The age of instant noodles and high-speed bandwidth connections has apparently given rise to the notion that parenting is a formula or system one can purchase off the shelf. Don’t have the right stuff? Get one that fits, pay someone to do it and praise God for small mercies. Sorry. As they say, no pain, no gain. The natural response may be to balk at the personal investment required to raise kids, but Scripture doesn’t soft-peddle God’s injunctions for happy homes.

Children come packaged and labeled with a divine RDA: 100% Love, 100% Patience, 100% Attention. Okay, I may be pushing the analogy a wee bit, but you get my drift: some things are non-negotiable. Parents have to obey His word, make the time, live exemplary lives, align our desires and ambitions with God’s will for our families. Deuteronomy 6 describes a parent’s job as a moment-by-moment responsibility, while in Ephesians 6, fathers are called not to exasperate their children but to instruct them in the Lord. There is no shortcut key. Imagine husband who desires a happy marriage but admits he doesn’t have time for his wife or the patience to make it work! It doesn’t get easier with children, homeschooling or not.

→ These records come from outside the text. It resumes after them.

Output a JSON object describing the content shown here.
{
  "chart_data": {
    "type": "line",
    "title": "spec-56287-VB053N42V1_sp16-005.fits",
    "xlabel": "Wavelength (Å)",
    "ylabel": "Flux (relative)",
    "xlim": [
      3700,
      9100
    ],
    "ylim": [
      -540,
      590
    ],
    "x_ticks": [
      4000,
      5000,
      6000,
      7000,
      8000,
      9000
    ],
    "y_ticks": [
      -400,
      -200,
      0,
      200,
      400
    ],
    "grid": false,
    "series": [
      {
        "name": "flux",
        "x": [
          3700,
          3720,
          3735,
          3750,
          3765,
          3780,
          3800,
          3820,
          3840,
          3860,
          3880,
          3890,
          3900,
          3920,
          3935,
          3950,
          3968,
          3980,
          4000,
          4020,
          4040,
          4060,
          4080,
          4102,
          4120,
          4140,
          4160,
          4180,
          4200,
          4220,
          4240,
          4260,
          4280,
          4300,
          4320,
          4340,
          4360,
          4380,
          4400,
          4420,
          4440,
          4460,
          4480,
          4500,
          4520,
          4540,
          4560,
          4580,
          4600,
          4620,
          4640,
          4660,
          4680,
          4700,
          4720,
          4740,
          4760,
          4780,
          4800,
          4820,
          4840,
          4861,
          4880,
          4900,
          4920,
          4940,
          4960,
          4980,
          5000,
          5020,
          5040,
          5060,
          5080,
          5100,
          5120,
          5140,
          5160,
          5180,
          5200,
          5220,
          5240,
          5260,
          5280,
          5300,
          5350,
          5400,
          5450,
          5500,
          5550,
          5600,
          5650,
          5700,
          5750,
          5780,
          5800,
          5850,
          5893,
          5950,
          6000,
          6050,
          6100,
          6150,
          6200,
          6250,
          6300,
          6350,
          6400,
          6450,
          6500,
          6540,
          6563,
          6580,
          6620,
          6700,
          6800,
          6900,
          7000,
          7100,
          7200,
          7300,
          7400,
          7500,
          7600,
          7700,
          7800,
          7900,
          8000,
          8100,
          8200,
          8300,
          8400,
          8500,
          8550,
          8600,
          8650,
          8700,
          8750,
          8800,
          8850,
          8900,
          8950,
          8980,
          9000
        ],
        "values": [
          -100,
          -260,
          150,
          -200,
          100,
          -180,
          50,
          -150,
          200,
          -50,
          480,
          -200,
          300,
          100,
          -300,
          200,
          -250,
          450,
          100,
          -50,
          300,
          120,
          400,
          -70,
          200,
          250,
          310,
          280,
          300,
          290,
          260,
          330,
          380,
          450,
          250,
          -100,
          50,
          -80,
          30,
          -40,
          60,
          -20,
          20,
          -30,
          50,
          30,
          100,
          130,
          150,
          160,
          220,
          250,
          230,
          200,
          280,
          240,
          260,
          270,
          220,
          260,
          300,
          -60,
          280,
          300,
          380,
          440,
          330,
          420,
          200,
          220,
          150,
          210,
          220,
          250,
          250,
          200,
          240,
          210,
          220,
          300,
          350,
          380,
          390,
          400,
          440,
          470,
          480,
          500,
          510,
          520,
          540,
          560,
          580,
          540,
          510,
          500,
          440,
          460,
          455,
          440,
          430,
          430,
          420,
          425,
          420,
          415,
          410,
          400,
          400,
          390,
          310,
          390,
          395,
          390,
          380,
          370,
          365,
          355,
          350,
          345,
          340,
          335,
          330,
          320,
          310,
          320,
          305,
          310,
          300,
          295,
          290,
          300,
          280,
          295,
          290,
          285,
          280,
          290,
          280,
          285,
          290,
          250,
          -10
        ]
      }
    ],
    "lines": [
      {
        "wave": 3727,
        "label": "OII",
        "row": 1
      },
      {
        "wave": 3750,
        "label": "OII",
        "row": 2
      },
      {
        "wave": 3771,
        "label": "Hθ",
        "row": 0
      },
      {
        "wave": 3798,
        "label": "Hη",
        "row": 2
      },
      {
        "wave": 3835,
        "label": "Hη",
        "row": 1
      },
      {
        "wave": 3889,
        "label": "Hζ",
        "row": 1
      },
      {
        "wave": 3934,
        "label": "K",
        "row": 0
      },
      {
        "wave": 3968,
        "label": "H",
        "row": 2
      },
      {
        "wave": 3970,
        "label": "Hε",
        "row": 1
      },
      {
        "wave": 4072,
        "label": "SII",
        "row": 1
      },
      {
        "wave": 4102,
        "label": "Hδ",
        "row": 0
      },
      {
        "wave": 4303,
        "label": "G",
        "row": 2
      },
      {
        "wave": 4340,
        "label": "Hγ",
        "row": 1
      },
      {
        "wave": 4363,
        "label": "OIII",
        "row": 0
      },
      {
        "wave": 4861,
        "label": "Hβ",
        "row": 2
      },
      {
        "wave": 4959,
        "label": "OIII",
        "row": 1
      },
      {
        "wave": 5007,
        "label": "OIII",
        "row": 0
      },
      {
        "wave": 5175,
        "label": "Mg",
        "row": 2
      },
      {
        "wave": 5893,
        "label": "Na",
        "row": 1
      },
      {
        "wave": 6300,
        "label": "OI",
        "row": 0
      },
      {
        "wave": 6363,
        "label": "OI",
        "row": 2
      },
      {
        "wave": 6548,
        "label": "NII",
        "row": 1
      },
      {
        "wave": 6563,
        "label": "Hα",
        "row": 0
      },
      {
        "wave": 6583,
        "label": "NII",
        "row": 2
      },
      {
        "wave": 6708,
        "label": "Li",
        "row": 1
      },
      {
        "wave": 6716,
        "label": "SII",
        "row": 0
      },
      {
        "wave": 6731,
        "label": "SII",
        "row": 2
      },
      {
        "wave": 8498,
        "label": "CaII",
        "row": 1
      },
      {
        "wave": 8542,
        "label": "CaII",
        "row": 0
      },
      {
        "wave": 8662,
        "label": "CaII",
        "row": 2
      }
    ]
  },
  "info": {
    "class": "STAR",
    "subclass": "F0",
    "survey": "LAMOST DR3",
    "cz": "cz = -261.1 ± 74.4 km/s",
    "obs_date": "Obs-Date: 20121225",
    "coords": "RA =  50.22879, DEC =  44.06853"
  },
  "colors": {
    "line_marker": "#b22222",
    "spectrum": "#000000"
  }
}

So Mom stays home and rules the roost as homemaker, homeschool teacher and all. But an absentee father, busy with work, church, or golf with neither inclination nor interest in his children’s affairs isn’t doing his family any favour. Recently we were shown a birthday card designed by a child for his father. Beautifully done on the computer with quotations and cartoons, it was a touching tribute from a son to a golf-loving Dad who by all accounts was a devoted parent and loving provider. Turning to the last page however I read, “Even if you don’t spend time with me, even though you’re too busy to remember my birthday, I still think you’re the best daddy in the world!” I put the card down, momentarily jarred by the irony of it all, thinking to myself how children are so wonderfully accepting.

Parents as rebels

Neil Postman in his new book Building A Bridge To The 18th Century writes that parenting is an act of rebellion. By that he means that parents must choose to go against the grain of our age. If we care for the lives of our children, we must rebel against these callous times, in much the same way husbands and wives pledge faithfulness in our throwaway culture, in opposition to a lifestyle of instant gratification. Why God doesn’t simply zap us into shape, make us great parents, turn toady kids into handsome princes and beautiful princesses (with a hasty S.O.S prayer) is anybody’s guess.

That an astute social critic should be so emphatic about the responsibility of parents embarrasses Christians who possess God’s word but dodge its demands. Perhaps the teaching of easy triumphalism has lulled us into forgetting that Jesus’ path to glory took him down the road to Calvary first. Homeschool is no genie-in-a-bottle promising compliant sons and daughters; education is not a set curriculum or teaching methodology. The way to healthy, godly children starts with a relationship, beginning with our own with God, and then with our young.

As we approach Palm Sunday, let our hosannas ring with humble appreciation for the price our heavenly Father paid to restore fellowship with us, His prodigal sons and daughters. Now, there’s an example too big to miss. We’re on a journey of a lifetime; the is not always clear, but the sun never fails to break through. Breezes blow, invigorating and hopeful. How good it is to have the Lord with us.